N'oublions pas que la Charte de l'Environnement qui a été promulgée en France par une loi du 1er mars 2005 précise :
"Qu'afin d'assurer un développement durable, les choix destinés à répondre aux besoins du présent ne doivent pas compromettre la capacité des générations futures et des autres peuples à satisfaire leurs propres besoins"
Ces mots ont une très grande importance. Ils orientent la manière dont nos choix publics doivent être élaborés. Si un débat a prochainement lieu sur la politique énergétique de notre pays, celui-ci ne pourra pas porter sur la seule satisfaction des besoins des générations présentes mais, plus globalement, sur les droits et intérêts - qui ne se limitent pas aux besoins - des générations futures.
A titre d'exemple, les opérations d'économies d'énergie ou de production d'énergie renouvelable n'obèrent pas le droit des générations futures de choisir son modèle énergétique.
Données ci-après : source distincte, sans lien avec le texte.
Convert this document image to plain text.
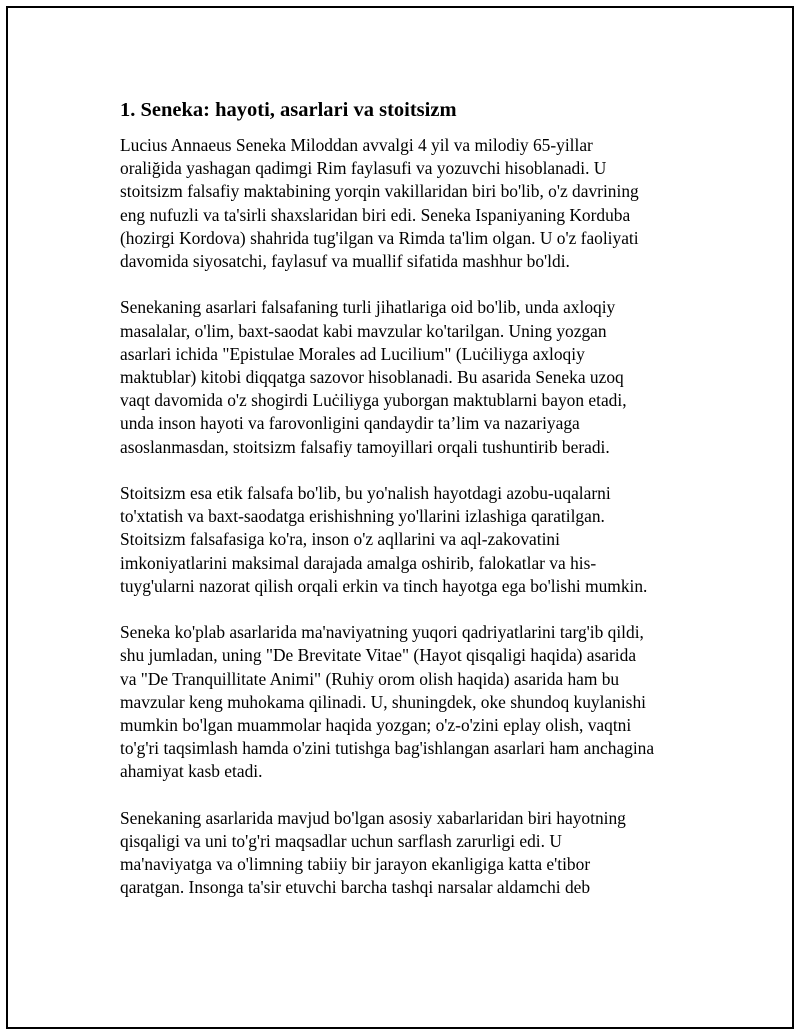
1. Seneka: hayoti, asarlari va stoitsizm

Lucius Annaeus Seneka Miloddan avvalgi 4 yil va milodiy 65-yillar
oraliğida yashagan qadimgi Rim faylasufi va yozuvchi hisoblanadi. U
stoitsizm falsafiy maktabining yorqin vakillaridan biri bo'lib, o'z davrining
eng nufuzli va ta'sirli shaxslaridan biri edi. Seneka Ispaniyaning Korduba
(hozirgi Kordova) shahrida tug'ilgan va Rimda ta'lim olgan. U o'z faoliyati
davomida siyosatchi, faylasuf va muallif sifatida mashhur bo'ldi.

Senekaning asarlari falsafaning turli jihatlariga oid bo'lib, unda axloqiy
masalalar, o'lim, baxt-saodat kabi mavzular ko'tarilgan. Uning yozgan
asarlari ichida "Epistulae Morales ad Lucilium" (Luċiliyga axloqiy
maktublar) kitobi diqqatga sazovor hisoblanadi. Bu asarida Seneka uzoq
vaqt davomida o'z shogirdi Luċiliyga yuborgan maktublarni bayon etadi,
unda inson hayoti va farovonligini qandaydir ta’lim va nazariyaga
asoslanmasdan, stoitsizm falsafiy tamoyillari orqali tushuntirib beradi.

Stoitsizm esa etik falsafa bo'lib, bu yo'nalish hayotdagi azobu-uqalarni
to'xtatish va baxt-saodatga erishishning yo'llarini izlashiga qaratilgan.
Stoitsizm falsafasiga ko'ra, inson o'z aqllarini va aql-zakovatini
imkoniyatlarini maksimal darajada amalga oshirib, falokatlar va his-
tuyg'ularni nazorat qilish orqali erkin va tinch hayotga ega bo'lishi mumkin.

Seneka ko'plab asarlarida ma'naviyatning yuqori qadriyatlarini targ'ib qildi,
shu jumladan, uning "De Brevitate Vitae" (Hayot qisqaligi haqida) asarida
va "De Tranquillitate Animi" (Ruhiy orom olish haqida) asarida ham bu
mavzular keng muhokama qilinadi. U, shuningdek, oke shundoq kuylanishi
mumkin bo'lgan muammolar haqida yozgan; o'z-o'zini eplay olish, vaqtni
to'g'ri taqsimlash hamda o'zini tutishga bag'ishlangan asarlari ham anchagina
ahamiyat kasb etadi.

Senekaning asarlarida mavjud bo'lgan asosiy xabarlaridan biri hayotning
qisqaligi va uni to'g'ri maqsadlar uchun sarflash zarurligi edi. U
ma'naviyatga va o'limning tabiiy bir jarayon ekanligiga katta e'tibor
qaratgan. Insonga ta'sir etuvchi barcha tashqi narsalar aldamchi deb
Nos enfants pourront se débarrasser de nos éoliennes, pas de nos centrales nucléaires et de leurs déchets radioactifs.
Les fuites radioactives en provenance des centrales impactées par le séisme et le tsunami qui s'en est ensuivi représentent donc une menace, non seulement pour l'existence même des hommes et des femmes qui sont aujourd'hui exposées aux conséquences de ces accidents mais aussi pour leurs enfants. La réponse à cette problématique ne peut être une fuite en avant dans le "toujours plus" de sécurité.
Le politique réduit au rôle de commentateur des commentaires des Experts
Ce qui frappe, à la lecture des réactions des responsables politiques tient à ce que ceux-ci, du Japon à la France, tient à ce que ceux-ci sont trés largement réduits à commenter des informations et décisions émanant de responsables non élus de la filière nucléaire : exploitants ou membres des autorités de sûreté nucléaire.
En France, le débat sur l'avenir du nucléaire suppose une réflexion sur notre démocratie. Je pense que la production d'énergie nucléaire est trés difficilement compatible avec les règle d'un système démocratique.
Il convient de rappeler que par une loi n°2006-686 du 13 juin 2006 "relative à la transparence et à la sécurité en matière nucléaire", le politique a transféré à une "autorité administrative indépendante", soit "l'Autorité de sûreté nucléaire" le pouvoir d'information et de contrôle de l'activité du parc nucléaire français. Je m'étais engagé lors de son élaboration contre cette stupéfiante régression démocratique.
Un exemple ? Il suffit de lire le dernier article de la loi du 13 juin 2006 :
"Les fonctionnaires et agents affectés à la direction générale de la sûreté nucléaire et de la radioprotection ou dans les divisions de la sûreté nucléaire et de la radioprotection des directions régionales de l'environnement, de l'aménagement et du logement ou mis à leur disposition à la date mentionnée à l'article 63 sont, à compter de cette date, affectés à l'Autorité de sûreté nucléaire ou mis à sa disposition dans les mêmes conditions. Ces derniers pourront, dans les conditions habituelles de gestion, retourner dans leur administration ou établissement d'origine à partir de la date visée à l'article 63."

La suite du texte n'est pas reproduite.